O recorrente interpôs recurso deste acórdão para o Tribunal Constitucional, ao
abrigo da alínea b) do n.º 1 do artigo 70.º da LTC.
2. Embora no requerimento de interposição se identifique o objecto do recurso
como consistindo na apreciação da constitucionalidade do citado artigo 456.º,
sem qualquer restrição ou especificação, resulta das alegações da recorrente
perante o Tribunal da Relação – lugar onde a questão foi suscitada, nessa medida
abrindo a via de recurso para o Tribunal Constitucional – que aquilo que se
questiona é a norma do n.º 1 desse artigo 456.º, a que se imputa violação do n.º
1 do artigo 26.º e do n.º 4 do artigo 35.º da Constituição.

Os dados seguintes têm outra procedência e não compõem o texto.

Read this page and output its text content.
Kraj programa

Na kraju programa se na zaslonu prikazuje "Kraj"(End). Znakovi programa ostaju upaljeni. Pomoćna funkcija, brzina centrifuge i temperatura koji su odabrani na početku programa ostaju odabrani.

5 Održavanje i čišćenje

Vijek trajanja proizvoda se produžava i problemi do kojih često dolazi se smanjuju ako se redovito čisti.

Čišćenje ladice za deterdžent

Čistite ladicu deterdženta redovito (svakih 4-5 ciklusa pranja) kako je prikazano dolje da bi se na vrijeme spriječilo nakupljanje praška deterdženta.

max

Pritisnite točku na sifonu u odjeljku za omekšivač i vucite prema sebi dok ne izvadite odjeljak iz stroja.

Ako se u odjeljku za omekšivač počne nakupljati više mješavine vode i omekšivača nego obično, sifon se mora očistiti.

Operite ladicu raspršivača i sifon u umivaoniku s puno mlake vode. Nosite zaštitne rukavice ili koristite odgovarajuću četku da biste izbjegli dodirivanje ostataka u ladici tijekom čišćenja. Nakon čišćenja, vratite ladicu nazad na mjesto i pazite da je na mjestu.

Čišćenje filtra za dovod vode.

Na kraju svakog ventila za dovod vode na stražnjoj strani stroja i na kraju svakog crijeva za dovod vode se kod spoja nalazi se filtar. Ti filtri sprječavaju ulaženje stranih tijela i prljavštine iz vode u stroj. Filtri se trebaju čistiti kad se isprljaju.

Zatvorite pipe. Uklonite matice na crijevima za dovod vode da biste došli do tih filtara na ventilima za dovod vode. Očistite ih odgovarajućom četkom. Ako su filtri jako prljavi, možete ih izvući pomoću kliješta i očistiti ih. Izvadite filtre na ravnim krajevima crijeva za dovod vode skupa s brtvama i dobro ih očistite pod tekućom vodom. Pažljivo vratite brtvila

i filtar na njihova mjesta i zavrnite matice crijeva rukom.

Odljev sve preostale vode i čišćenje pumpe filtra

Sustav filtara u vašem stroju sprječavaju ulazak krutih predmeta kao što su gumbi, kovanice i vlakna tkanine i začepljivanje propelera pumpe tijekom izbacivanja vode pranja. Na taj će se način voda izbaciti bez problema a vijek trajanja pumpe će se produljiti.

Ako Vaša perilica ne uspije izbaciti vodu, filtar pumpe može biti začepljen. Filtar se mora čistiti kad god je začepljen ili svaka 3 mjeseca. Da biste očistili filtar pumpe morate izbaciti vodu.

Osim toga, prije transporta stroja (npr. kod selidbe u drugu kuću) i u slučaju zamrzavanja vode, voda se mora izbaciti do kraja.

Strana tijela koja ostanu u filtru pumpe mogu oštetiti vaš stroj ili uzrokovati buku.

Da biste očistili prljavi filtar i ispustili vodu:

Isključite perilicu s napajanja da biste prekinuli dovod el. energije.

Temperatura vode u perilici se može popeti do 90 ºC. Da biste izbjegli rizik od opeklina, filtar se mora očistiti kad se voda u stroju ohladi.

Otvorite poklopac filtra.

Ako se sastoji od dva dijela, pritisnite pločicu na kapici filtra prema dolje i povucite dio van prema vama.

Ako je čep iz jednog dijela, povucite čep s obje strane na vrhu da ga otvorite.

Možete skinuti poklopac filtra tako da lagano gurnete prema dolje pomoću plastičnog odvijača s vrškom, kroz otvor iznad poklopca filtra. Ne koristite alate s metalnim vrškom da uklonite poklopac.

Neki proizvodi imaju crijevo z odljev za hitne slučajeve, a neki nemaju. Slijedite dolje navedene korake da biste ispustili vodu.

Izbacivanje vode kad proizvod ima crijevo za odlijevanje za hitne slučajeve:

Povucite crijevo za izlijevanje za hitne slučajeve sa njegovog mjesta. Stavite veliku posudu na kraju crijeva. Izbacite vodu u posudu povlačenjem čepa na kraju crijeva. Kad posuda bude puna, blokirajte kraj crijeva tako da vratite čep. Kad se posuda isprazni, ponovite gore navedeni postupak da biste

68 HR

Trata-se de questão que o Tribunal apreciou recentemente, pelo acórdão n.º
555/2007, disponível em www.tribunalconstitucional.pt, nos seguintes termos:
“4. A questão de constitucionalidade que se coloca, no caso em apreço, é a de
saber se a norma constante do nº 1 do artigo 456° do Regulamento do Código do
Trabalho, aprovado pela Lei n° 35/04, quando interpretada no sentido de o mapa
do quadro de pessoal, ali mencionado, dever conter os dados referidos na
Portaria n° 785/2000, (DR - 1 Série B, nº 217, de 19 de Setembro), é ou não
contrária ao direito à reserva da intimidade da vida privada consagrado no
artigo 26°, nº 1, da CRP e à proibição de acesso a dados pessoais de terceiros,
salvo em casos excepcionais previstos na lei constante do artigo 35°, n.º 4, da
CRP.
É o seguinte o teor do nº 1 do artigo 456º do Regulamento do Código do Trabalho:
«1- Na data do envio, o empregador afixa, por forma visível, cópia do mapa
apresentado, incluindo os casos de rectificação ou substituição, ou
disponibiliza a consulta, no caso de apresentação por meio informático, nos
locais de trabalho, durante um período de 30 dias, a fim de que o trabalhador
interessado possa reclamar, por escrito, directamente ou através do respectivo
sindicato, das irregularidades detectadas.»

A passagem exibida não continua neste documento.